L'immagine della “Mater misericordiae”(1) ha notevole fortuna nell’arte del Trecento(2), declinata in innumerevoli versioni anche nei due secoli successivi. Una delle tipologie testimonia come la “Mater Dei”, nei periodi delle grandi epidemie e della peste, venisse invocata coralmente dal popolo, addirittura per farsi proteggere dai dardi di un Dio padre castigatore e vendicativo.

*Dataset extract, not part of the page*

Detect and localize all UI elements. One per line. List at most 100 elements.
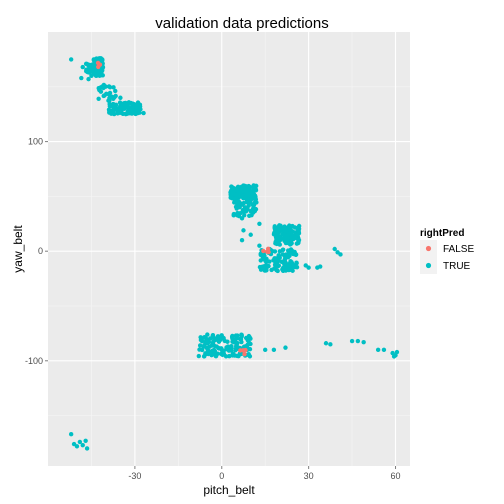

Nessuna preghiera sembra efficace contro la peste nera, che imperversa in Europa tra il 1347 e il 1353, e uccide circa venticinque milioni di persone(3). Dal 1348 nascono molti movimenti religiosi, che sfidano il monopolio ecclesiastico sulla sfera spirituale in conseguenza alle epidemie. I flagellanti percorrono le città, la vita quotidiana è scandita da numerose rogazioni e processioni, i pellegrinaggi diventano più frequenti. In questi periodi i governi e la Chiesa hanno grande difficoltà a gestire la crisi. In una società prevalentemente “religiosa”, nel senso che si privilegia l’intervento divino per risolvere tutti i problemi, l’inefficacia delle preghiere mina l’autorità istituzionale della Chiesa, che tuttavia è un colosso inaffondabile e sopravvive, come del resto in ogni altro periodo di grande crisi del passato. In molti luoghi vengono innalzate chiese votive dedicate a san Sebastiano e a san Rocco, patroni degli appestati. Il popolo, deluso dal silenzio e dall’indifferenza del Dio patriarcale (ora inteso più come giudice severo che come padre buono), cerca conforto altrove, indirizzando le sue suppliche alla discendente cristiana della dea madre: l’attributo della misericordia viene ora riservato alla Vergine Maria. Il mantello della divinità misericordiosa che protegge i membri delle confraternite è da considerare come la manifestazione visiva di un preciso richiamo alla fratellanza sociale.
Nelle opere d’arte le dimensioni della vergine-madre, testimonianza del grado di valore e importanza che ha assunto nel Trecento, vengono equiparate a quelle solitamente attribuite a Dio padre.